There has been a lot of talk lately about big data. What is big data?
Big data is is a collection of data sets so large and complex that it becomes difficult to process using on-hand commonly used software tools or traditional data processing applications. The challenges include capture, governance, storage, search, sharing, transfer, analysis, and visualization.
What is considered "big data" varies depending on the capabilities of the organization managing the data set, and on the capabilities of the applications that are traditionally used to process and analyze the data set in its domain.
Big data sizes are a constantly moving target. As of 2012 ranging from a few dozen terabytes to many petabytes of data in a single data set. With this difficulty, new platforms of "big data" tools are being developed to handle various aspects of large quantities of data.
Every day, we create 2.5 quintillion bytes of data — so much that 90% of the data in the world today has been created in the last two years alone. How does it apply to us and what we do in content management?
The sheer numbers, covered in most enterprise content management (ECM) analyst reports, also extend to all aspects of the information technology sector, prompting developers to create a new generation of software and technology or distributed computing frameworks in an effort to cope with this scalability phenomenon.

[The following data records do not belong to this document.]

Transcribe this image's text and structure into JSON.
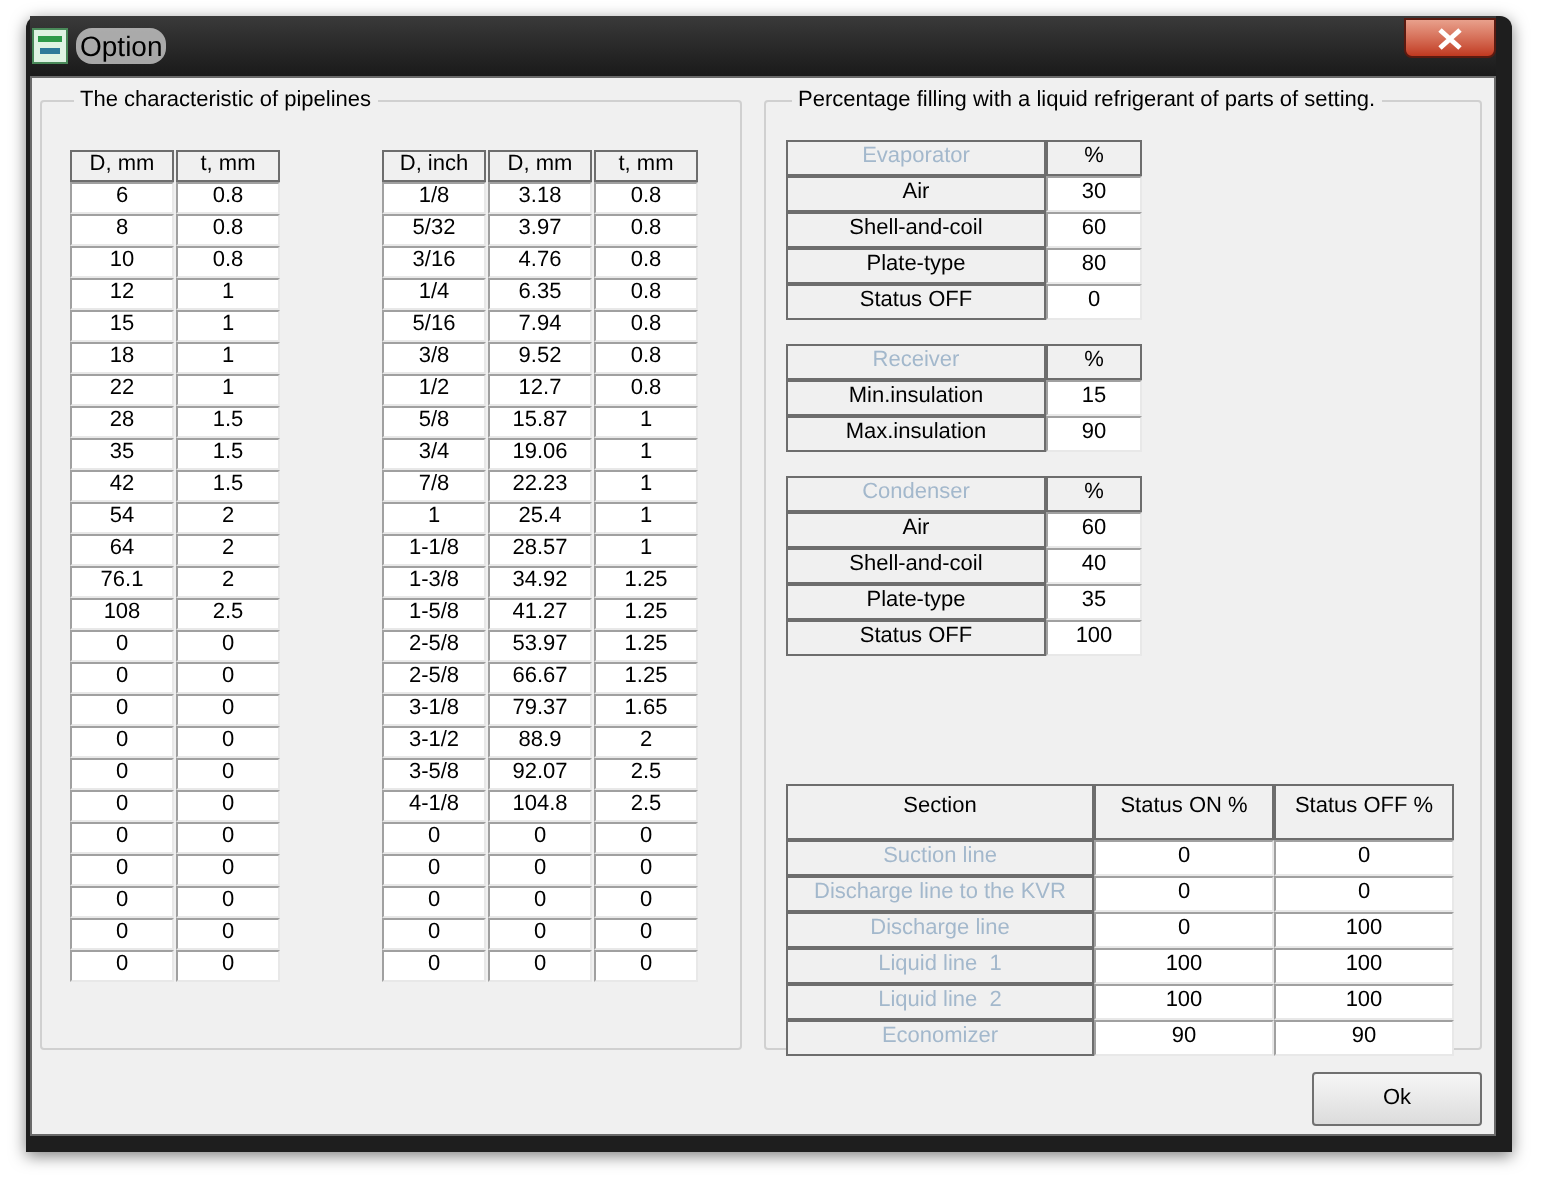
{
  "window": {
    "title": "Option"
  },
  "pipelines": {
    "title": "The characteristic of pipelines",
    "tables": [
      {
        "columns": [
          "D, mm",
          "t, mm"
        ],
        "rows": [
          [
            "6",
            "0.8"
          ],
          [
            "8",
            "0.8"
          ],
          [
            "10",
            "0.8"
          ],
          [
            "12",
            "1"
          ],
          [
            "15",
            "1"
          ],
          [
            "18",
            "1"
          ],
          [
            "22",
            "1"
          ],
          [
            "28",
            "1.5"
          ],
          [
            "35",
            "1.5"
          ],
          [
            "42",
            "1.5"
          ],
          [
            "54",
            "2"
          ],
          [
            "64",
            "2"
          ],
          [
            "76.1",
            "2"
          ],
          [
            "108",
            "2.5"
          ],
          [
            "0",
            "0"
          ],
          [
            "0",
            "0"
          ],
          [
            "0",
            "0"
          ],
          [
            "0",
            "0"
          ],
          [
            "0",
            "0"
          ],
          [
            "0",
            "0"
          ],
          [
            "0",
            "0"
          ],
          [
            "0",
            "0"
          ],
          [
            "0",
            "0"
          ],
          [
            "0",
            "0"
          ],
          [
            "0",
            "0"
          ]
        ]
      },
      {
        "columns": [
          "D, inch",
          "D, mm",
          "t, mm"
        ],
        "rows": [
          [
            "1/8",
            "3.18",
            "0.8"
          ],
          [
            "5/32",
            "3.97",
            "0.8"
          ],
          [
            "3/16",
            "4.76",
            "0.8"
          ],
          [
            "1/4",
            "6.35",
            "0.8"
          ],
          [
            "5/16",
            "7.94",
            "0.8"
          ],
          [
            "3/8",
            "9.52",
            "0.8"
          ],
          [
            "1/2",
            "12.7",
            "0.8"
          ],
          [
            "5/8",
            "15.87",
            "1"
          ],
          [
            "3/4",
            "19.06",
            "1"
          ],
          [
            "7/8",
            "22.23",
            "1"
          ],
          [
            "1",
            "25.4",
            "1"
          ],
          [
            "1-1/8",
            "28.57",
            "1"
          ],
          [
            "1-3/8",
            "34.92",
            "1.25"
          ],
          [
            "1-5/8",
            "41.27",
            "1.25"
          ],
          [
            "2-5/8",
            "53.97",
            "1.25"
          ],
          [
            "2-5/8",
            "66.67",
            "1.25"
          ],
          [
            "3-1/8",
            "79.37",
            "1.65"
          ],
          [
            "3-1/2",
            "88.9",
            "2"
          ],
          [
            "3-5/8",
            "92.07",
            "2.5"
          ],
          [
            "4-1/8",
            "104.8",
            "2.5"
          ],
          [
            "0",
            "0",
            "0"
          ],
          [
            "0",
            "0",
            "0"
          ],
          [
            "0",
            "0",
            "0"
          ],
          [
            "0",
            "0",
            "0"
          ],
          [
            "0",
            "0",
            "0"
          ]
        ]
      }
    ]
  },
  "filling": {
    "title": "Percentage filling with a liquid refrigerant of parts of setting.",
    "groups": [
      {
        "name": "Evaporator",
        "name_disabled": true,
        "unit": "%",
        "rows": [
          {
            "label": "Air",
            "value": "30"
          },
          {
            "label": "Shell-and-coil",
            "value": "60"
          },
          {
            "label": "Plate-type",
            "value": "80"
          },
          {
            "label": "Status OFF",
            "value": "0"
          }
        ]
      },
      {
        "name": "Receiver",
        "name_disabled": true,
        "unit": "%",
        "rows": [
          {
            "label": "Min.insulation",
            "value": "15"
          },
          {
            "label": "Max.insulation",
            "value": "90"
          }
        ]
      },
      {
        "name": "Condenser",
        "name_disabled": true,
        "unit": "%",
        "rows": [
          {
            "label": "Air",
            "value": "60"
          },
          {
            "label": "Shell-and-coil",
            "value": "40"
          },
          {
            "label": "Plate-type",
            "value": "35"
          },
          {
            "label": "Status OFF",
            "value": "100"
          }
        ]
      }
    ],
    "sections": {
      "columns": [
        "Section",
        "Status ON %",
        "Status OFF %"
      ],
      "rows": [
        {
          "name": "Suction line",
          "disabled": true,
          "on": "0",
          "off": "0"
        },
        {
          "name": "Discharge line to the KVR",
          "disabled": true,
          "on": "0",
          "off": "0"
        },
        {
          "name": "Discharge line",
          "disabled": true,
          "on": "0",
          "off": "100"
        },
        {
          "name": "Liquid line  1",
          "disabled": true,
          "on": "100",
          "off": "100"
        },
        {
          "name": "Liquid line  2",
          "disabled": true,
          "on": "100",
          "off": "100"
        },
        {
          "name": "Economizer",
          "disabled": true,
          "on": "90",
          "off": "90"
        }
      ]
    }
  },
  "buttons": [
    {
      "label": "Ok"
    }
  ]
}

Content growth is everywhere. From traditional data warehouses to new consolidated big data stores, IT infrastructure must be ready for this continuing scale; it impacts the entire IT industry, especially ECM.
Content is getting bigger. Applications are growing more complex, challenging IT as never before. How will these changes impact content management technologies? It's difficult to predict exactly, but there are insights to be found and used to plan for the future.
ECM technology is evolving toward a platform-based approach, enabling organizations to make their own content-centric and content-driven applications smarter. Analysts, vendors and users all agree: The time for "out-of-the-box" CMS applications has passed. Now each project can meet specific needs and individual requirements.
Content and data, more often than not, come with embedded intelligence whether through adding custom metadata and in-text information or by leveraging attached media and binary files and it can be utilized, whether structured or unstructured.
This can be observed on many different levels across various domains. For instance, the arrival of what some have started to call "Web 3.0": the semantic Web and the related technology that promotes intelligence out of raw content through advancements like semantic text analysis, automated relations and categorization, sentimental analysis, etc. -- effectively, giving meaning to data.
More traditional ECM components, such as workflows, content lifecycle management and flexibility, demonstrate much of the same. Smart content architecture along with intelligent, adaptive workflow and processed or deep integration with the core applications within information systems are all making enterprise content-centric applications smarter and are refining the way intelligence is brought to content.
In short, content is getting smarter on the inside as much as on the outside.
In fact, such disruptive phenomena as Big Data or the new semantic technology on the scene are huge opportunities for enterprise content management solutions. They are bringing new solutions and possibilities in business intelligence, semantic text analysis, data warehousing and caching that require integration into existing content-centric applications, all without rewriting them.
As a result, Big Data and smart content will push more of enterprise content management toward technical features such as software interoperability, extensibility and integration capabilities.
These developments will also demand a clean and adaptive architecture that is flexible enough to evolve as new standards arise to bridge CMS and semantic technologies, as well as connectors, to a back-end storage system or connectors with text-analysis solutions.
This underscores the advancements made in the development of modular and extensible platforms for content-centric applications. Taking the traditional approach of employing large enterprise content management suites that rely on older software architecture will make it harder to leverage these new and nimble opportunities.
In order to get the most value out of smart content and refine methods of dealing with Big Data, enterprise content management architects must incorporate a modern and well designed content management platform upon which to build, one that not only looks at end-user features but stays true to the development side. Enterprise content management will not be reinvented; Big Data and smart content are evolutions, not revolutions, in the industry.
I will continue on this subject in my future posts.